• endothelin;
  • lithium;
  • cyclooxygenase inhibitors


Endothelins are a recently discovered group of potent vasoconstrictor peptides synthesized by endothelial cells and other tissues in various species, which seem to participate in the regulation of vascular tonus. Abnormalities in vasoactivity in the head may be an important event in headache pathophysiology, although the mechanisms responsible for such constrictions and/or dilations are not known. The endothelium and its constrictor peptide, endothelin, may play a key role in such mechanisms. Of the various drugs used in the treatment of headache, lithium is an accepted treatment for cluster headache, and indomethacin is the drug of choice for the associated condition chronic paroxysmal hemicrania.
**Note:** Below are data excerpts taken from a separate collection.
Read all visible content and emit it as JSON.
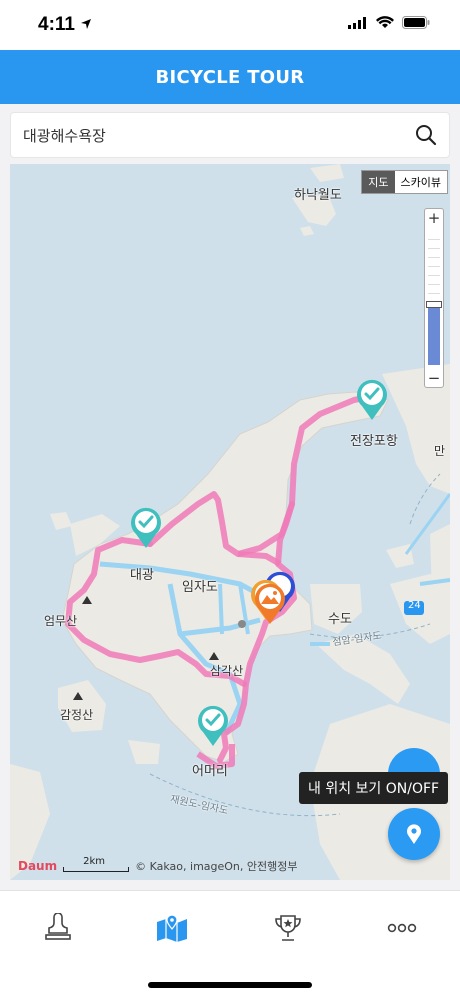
{
  "status_bar": {
    "time": "4:11"
  },
  "header": {
    "title": "BICYCLE TOUR"
  },
  "search": {
    "value": "대광해수욕장"
  },
  "map": {
    "type_toggle": {
      "map": "지도",
      "skyview": "스카이뷰",
      "selected": "지도"
    },
    "labels": {
      "hanakwoldo": "하낙월도",
      "jeonjangpohang": "전장포항",
      "imjado": "임자도",
      "daegwang": "대광",
      "eommusan": "엄무산",
      "samgaksan": "삼각산",
      "gamjeongsan": "감정산",
      "eomeori": "어머리",
      "sudo": "수도",
      "jeongamimjado": "점암-임자도",
      "jaewondo": "재원도-임자도",
      "man": "만",
      "road_24": "24"
    },
    "attribution": "© Kakao, imageOn, 안전행정부",
    "scale": "2km",
    "logo": "Daum"
  },
  "tooltip": "내 위치 보기 ON/OFF",
  "tabs": [
    {
      "name": "stamp",
      "icon": "stamp-icon"
    },
    {
      "name": "map",
      "icon": "map-icon",
      "active": true
    },
    {
      "name": "trophy",
      "icon": "trophy-icon"
    },
    {
      "name": "more",
      "icon": "more-icon"
    }
  ],
  "colors": {
    "accent": "#2996f0",
    "route": "#f07ab8",
    "pin_teal": "#3fbfbe",
    "pin_orange": "#f07a2a"
  }
}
The mechanism of action of these drugs in these headaches is not known. Due to the possible involvement of endothelin in headache disorders, the objective of this study was to verify the effects of lithium and cyclooxygenase inhibitors (indomethacin, acetylsalicylic acid and naproxen) on endothelin-1 (ET-1)-induced contractions in isolated human temporal arteries and porcine ophthalmic arteries. It was found that all drugs increased the (ET-1)-induced contractions in human temporal arteries. Conversely, there were no significant changes induced by the drugs in porcine ophthalmic arteries. These results are consistent with the variation of activity often seen in different vascular beds and between species. The potential importance of such reactions for the understanding of vascular changes putatively involved in headache development and treatment is discussed.